Hammered Out

Turnage
Hammered Out [BBC co-commission with Los Angeles Philharmonic: world premiere]
Barber
Violin Concerto, Op.14
Sibelius
Symphony No.2 in D, Op.43

Gil Shaham (violin)

BBC Symphony Orchestra
David Robertson


Reviewed by: David Gutman

Reviewed: 26 August, 2010
Venue: Royal Albert Hall, London

Gil Shaham. Photograph: Christian SteinerIn a season peppered with cancellations, David Robertson was always scheduled to appear twice. Gil Shaham will now be doing the same, an illustrious cover for the indisposed Lisa Batiashvili in Berg’s Violin Concerto for Osmo Vänskä two days from this concert.

Shaham, whose Wunderkind years were documented by Deutsche Grammophon, now has his own record label and there is something determinedly individualistic about his generous old-school playing. Intonation can be a problem but he is rarely satisfied with the squeaky-clean efficiency which so often passes muster these days. His approach to the slow movement of the Barber was typically wide-ranging in terms of speed and dynamic, sometimes leaving his brother-in-law’s band struggling to match him. The principal oboe delivered the beautiful main theme in fine style but should not Barber have given this idea to his soloist in a higher register? If the finale disappointed, again that was scarcely the performers’ fault. The work is a tender flower of which more anon. The near-capacity crowd thought it appropriate to clap between movements even so (Shaham rightly treating this as a joke I think) and were rewarded with an extra, the familiar ‘Gavotte en rondeau’ from Bach’s E major Partita (BWV1006).

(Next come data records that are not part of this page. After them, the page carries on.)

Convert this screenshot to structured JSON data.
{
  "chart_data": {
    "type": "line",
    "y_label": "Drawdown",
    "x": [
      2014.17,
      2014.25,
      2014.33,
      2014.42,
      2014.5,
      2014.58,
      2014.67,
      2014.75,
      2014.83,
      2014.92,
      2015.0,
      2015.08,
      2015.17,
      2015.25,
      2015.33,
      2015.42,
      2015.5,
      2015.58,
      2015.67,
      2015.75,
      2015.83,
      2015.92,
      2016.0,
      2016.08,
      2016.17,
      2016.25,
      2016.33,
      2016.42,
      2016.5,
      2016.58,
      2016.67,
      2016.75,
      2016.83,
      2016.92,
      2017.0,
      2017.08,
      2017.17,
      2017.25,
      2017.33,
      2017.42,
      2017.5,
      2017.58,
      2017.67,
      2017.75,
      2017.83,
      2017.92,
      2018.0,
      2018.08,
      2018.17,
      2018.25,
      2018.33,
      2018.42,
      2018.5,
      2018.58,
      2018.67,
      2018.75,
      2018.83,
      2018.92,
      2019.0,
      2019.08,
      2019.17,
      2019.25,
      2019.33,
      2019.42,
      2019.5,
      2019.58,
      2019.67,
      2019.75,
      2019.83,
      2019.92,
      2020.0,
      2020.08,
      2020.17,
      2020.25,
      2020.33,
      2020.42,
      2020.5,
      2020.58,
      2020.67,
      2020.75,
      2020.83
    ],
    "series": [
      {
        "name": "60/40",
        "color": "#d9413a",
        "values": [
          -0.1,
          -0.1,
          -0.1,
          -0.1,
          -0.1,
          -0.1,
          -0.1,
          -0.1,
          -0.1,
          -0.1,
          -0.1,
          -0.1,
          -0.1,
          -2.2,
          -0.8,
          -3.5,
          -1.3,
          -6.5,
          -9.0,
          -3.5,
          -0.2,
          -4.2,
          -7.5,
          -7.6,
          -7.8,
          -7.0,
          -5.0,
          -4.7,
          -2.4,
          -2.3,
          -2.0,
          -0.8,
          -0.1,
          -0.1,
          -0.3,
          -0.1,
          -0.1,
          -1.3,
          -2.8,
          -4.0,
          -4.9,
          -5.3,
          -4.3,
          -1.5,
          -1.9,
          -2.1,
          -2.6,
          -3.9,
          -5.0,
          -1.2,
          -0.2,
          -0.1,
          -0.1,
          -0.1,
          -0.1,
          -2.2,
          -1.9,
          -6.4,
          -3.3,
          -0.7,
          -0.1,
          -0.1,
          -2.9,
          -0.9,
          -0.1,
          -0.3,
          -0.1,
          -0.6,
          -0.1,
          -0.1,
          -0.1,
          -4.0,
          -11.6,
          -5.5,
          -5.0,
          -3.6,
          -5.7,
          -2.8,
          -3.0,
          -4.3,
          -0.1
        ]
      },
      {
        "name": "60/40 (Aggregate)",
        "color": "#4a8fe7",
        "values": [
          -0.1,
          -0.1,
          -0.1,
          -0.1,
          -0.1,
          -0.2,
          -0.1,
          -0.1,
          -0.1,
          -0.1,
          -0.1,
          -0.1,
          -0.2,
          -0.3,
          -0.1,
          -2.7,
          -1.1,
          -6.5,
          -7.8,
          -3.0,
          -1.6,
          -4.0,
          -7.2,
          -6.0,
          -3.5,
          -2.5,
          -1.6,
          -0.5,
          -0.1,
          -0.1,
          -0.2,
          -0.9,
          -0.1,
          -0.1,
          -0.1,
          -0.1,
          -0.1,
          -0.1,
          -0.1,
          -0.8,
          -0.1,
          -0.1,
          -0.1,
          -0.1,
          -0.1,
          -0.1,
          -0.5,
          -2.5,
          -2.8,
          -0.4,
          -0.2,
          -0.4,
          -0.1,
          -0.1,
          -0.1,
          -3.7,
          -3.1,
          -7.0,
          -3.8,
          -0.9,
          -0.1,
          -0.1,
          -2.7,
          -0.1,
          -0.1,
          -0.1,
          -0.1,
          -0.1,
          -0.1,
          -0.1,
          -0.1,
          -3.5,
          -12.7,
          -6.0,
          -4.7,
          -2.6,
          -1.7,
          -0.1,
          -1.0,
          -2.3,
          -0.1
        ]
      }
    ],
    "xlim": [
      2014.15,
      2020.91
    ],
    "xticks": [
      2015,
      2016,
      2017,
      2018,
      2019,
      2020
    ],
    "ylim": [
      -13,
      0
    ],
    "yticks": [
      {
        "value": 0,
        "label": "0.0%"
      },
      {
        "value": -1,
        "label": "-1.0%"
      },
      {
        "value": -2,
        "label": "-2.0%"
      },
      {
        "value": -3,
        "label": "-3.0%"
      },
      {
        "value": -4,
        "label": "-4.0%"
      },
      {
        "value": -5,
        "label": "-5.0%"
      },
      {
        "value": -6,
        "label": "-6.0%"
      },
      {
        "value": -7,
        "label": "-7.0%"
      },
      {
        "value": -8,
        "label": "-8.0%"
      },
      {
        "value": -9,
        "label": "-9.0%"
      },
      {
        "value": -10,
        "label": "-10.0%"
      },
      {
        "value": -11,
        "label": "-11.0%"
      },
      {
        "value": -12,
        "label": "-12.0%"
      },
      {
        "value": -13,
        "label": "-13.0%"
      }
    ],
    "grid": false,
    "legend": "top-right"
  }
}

David Robertson. Photograph: Michael TammaroPart two consisted of the Sibelius symphony which was long his most popular but which now seems to embarrass interpreters. (Critical approbation is so often bestowed upon readings which underplay the rhetorical content of Romantic music that its emotional authenticity can drain away.) With the utterly cogent, sensationally high-voltage LPO Sibelius 2 under Vänskä from January still ringing in the ears, things were always going to be difficult for Robertson, a consistent champion of the Fifth but best-known as a highly skilled generalist. His tempos were generally swift and, as he moved straight on to the slow movement without pause, it was plain that he wanted the work to be heard in one breath. He conducts Beethoven this way too.

Unfortunately the response of the orchestra was nothing special – the BBC Symphony usually sounds jaded by this stage of a Proms season – the want of attack in the strings enfeebled climactic moments. It is difficult to say whether a notably noisy audience would have been more attentive had there been greater intensity in the music-making. To be fair the spirit was there in patches plus a not-unfetching transparency of texture, but when programme-notes disaffirm the nationalistic content of Sibelius’s art and tell you that the slow movement retains the looseness of a symphonic poem it is difficult to avoid such ‘insights’ turning into self-fulfilling prophecies. Uncharacteristically, Robertson allowed the core of the first movement to drift rather at too sluggish a tempo.

The real workout came first, an 11-minute commission shared with the Los Angeles Philharmonic. In his 50th-birthday year, Mark-Anthony Turnage not only eschews the Knussen-derived subtlety of his early pieces but also jettisons the more reflective and meandering tendencies of his own jazz vein. Instead we have an insistently loud mid-Atlantic mechanism, drawing on the pile-driving implacability of James Brown and 1970s’ funk. In the best of Christopher Rouse’s rock-influenced works (why do we never here those at the Proms?) there is high seriousness and a re-creative fervour. In this respect, Turnage is less ambitious. A composer who certainly knows how to make his music move is here content to jog on the spot with his large orchestra, including two saxophones and bass guitar. The visceral ‘hammered out’ rhythmic patterns would seem to require playing at once maximally tight and idiomatically swung, a problem in the echoing vastness of the Royal Albert Hall. Retro disco lights might have been appropriate but there were cheers from the Arena for David Robertson and his team.

While there can’t be many conductors prepared to champion both Turnage and Boulez, to stand in as chansonnier in H. K. Gruber’s “Frankenstein!!” and to tackle the great icons of the standard repertoire, this was not Robertson’s finest hour. The programme as a whole, attractive on paper, didn’t work well in practice. The Barber, which might have been thought to offer sonic balm after Turnage’s urban soundscape, felt inconsequential and the breezy effect of the Sibelius fell short of what the music needs.